MFA is not being discontinued, legacy authentication is being killed off. And it was a silent thing in my opinion as well, as my tenant is much older than 2017 but we don't use much M365 stuff, mostly just for office. Most apps use modern authentication anyways, and yes, you need some form of MFA for it.
To see your sign in details for sign-ins using legacy authentication use the reporting under the Azure sign in. I have premium licenses so I can use Conditional Access to block my legacy auth and ensure modern auth. I'm sure there is another way but conditional access is also really beneficial to help protect from phishing of passwords and token theft.
Read more here: Blocking legacy authentication protocols in Azure AD | Microsoft Docs
meggerz I checked Azure and the only legacy client app is "Exchange ActiveSync" which is required to be used on all Samsung and iPhones in order to get contacts and calendars sync'd to the native apps (if you use the Outlook mobile app the contacts on show in that app and not the phone's native app).
I assume Microsoft will have a solution for this if they kill off ActiveSync?

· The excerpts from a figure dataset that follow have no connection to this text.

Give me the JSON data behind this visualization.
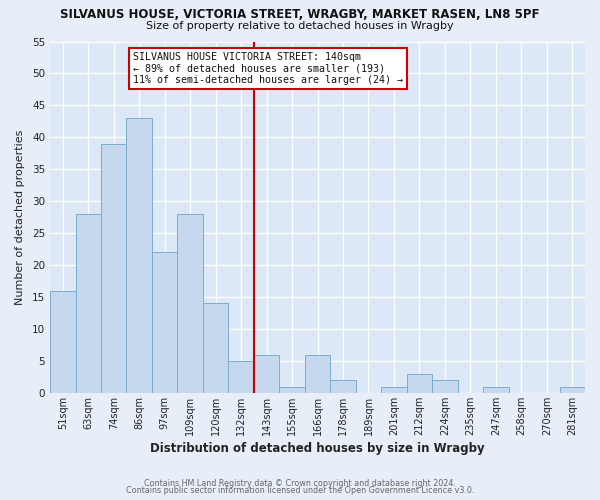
{
  "title": "SILVANUS HOUSE, VICTORIA STREET, WRAGBY, MARKET RASEN, LN8 5PF",
  "subtitle": "Size of property relative to detached houses in Wragby",
  "xlabel": "Distribution of detached houses by size in Wragby",
  "ylabel": "Number of detached properties",
  "bar_labels": [
    "51sqm",
    "63sqm",
    "74sqm",
    "86sqm",
    "97sqm",
    "109sqm",
    "120sqm",
    "132sqm",
    "143sqm",
    "155sqm",
    "166sqm",
    "178sqm",
    "189sqm",
    "201sqm",
    "212sqm",
    "224sqm",
    "235sqm",
    "247sqm",
    "258sqm",
    "270sqm",
    "281sqm"
  ],
  "bar_values": [
    16,
    28,
    39,
    43,
    22,
    28,
    14,
    5,
    6,
    1,
    6,
    2,
    0,
    1,
    3,
    2,
    0,
    1,
    0,
    0,
    1
  ],
  "bar_color": "#c5d8ed",
  "bar_edgecolor": "#7aadce",
  "vline_color": "#cc0000",
  "ylim": [
    0,
    55
  ],
  "yticks": [
    0,
    5,
    10,
    15,
    20,
    25,
    30,
    35,
    40,
    45,
    50,
    55
  ],
  "annotation_title": "SILVANUS HOUSE VICTORIA STREET: 140sqm",
  "annotation_line1": "← 89% of detached houses are smaller (193)",
  "annotation_line2": "11% of semi-detached houses are larger (24) →",
  "footer1": "Contains HM Land Registry data © Crown copyright and database right 2024.",
  "footer2": "Contains public sector information licensed under the Open Government Licence v3.0.",
  "bg_color": "#e8eef8",
  "grid_color": "#ffffff",
  "plot_bg_color": "#dce8f5"
}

I'm sure there is a solution. Calendar and contact syncing to your native apps can be heavily controlled by your MDM, so that could be interfering.
If you do not use an MDM I would suggest Enabling and enforcing MFA for an account. Blow away all of your active sync profiles (Outlook contacts, calendar - these are all 3 separate entities by the sounds of it), and then reconfigure your profile with Modern authentication. You should be able to sync your calendar and contacts through to the native apps - there is an option in the Outlook profile that you need to enable for it.

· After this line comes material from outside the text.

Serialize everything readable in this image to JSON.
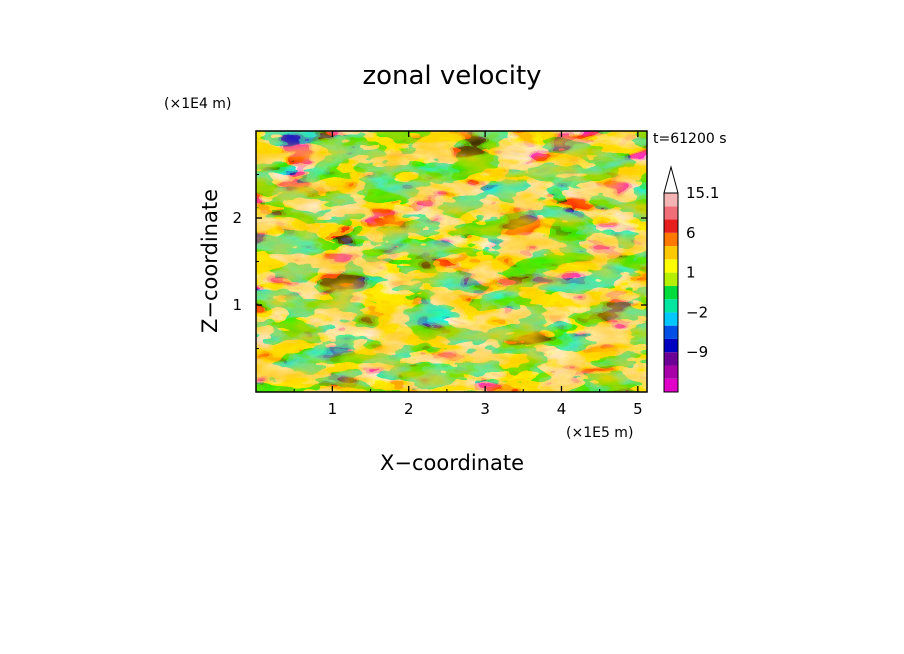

That being said, I am using InTune and Android Enterprise with the corporate owned devices and work profiles (COPE) on our Samsung devices. We are seeing a lot of weird behaviour\bugs with the native calendar and contacts being used when the mail profile is configured through Outlook. Including things like the options to sync the calendar is not there if we setup the Outlook profile the first time we launch the app. If we open the app, close it, and then open it again and set up the Outlook profile the contacts and calendars sync properly. Don't forget to look to ensure the sync calendar and sync contacts is an option within the profile, as it isn't on by default. Again, a lot of these bugs are likely due to the MDM, not Outlook itself. We're still trying to sort it out ourselves.
I still stress that conditional access is also really important to look into that if you license allows.
meggerz We do use MFA and enforce it on all accounts hence why I was concerned it was being "discontinued." What was happening is when you add the Outlook app then remove the ActiveSync account, all contacts get lost because they are either just on the phone and not syncing or other issues.
We do not use any MDM solution because even Microsoft's InTune and Blackberry will NOT allow us to unlock any Android phones or change their PINs/google accounts so even though all are corporately owned devices, we have zero control over that unless we do full wipes and make them work-only phones (which we will NOT do). We are not a government and having to have fully controlled devices just to use these features is absurd.
So basically an Employee quits and we have to pay Google $85 to unlock their google account. Ridiculous.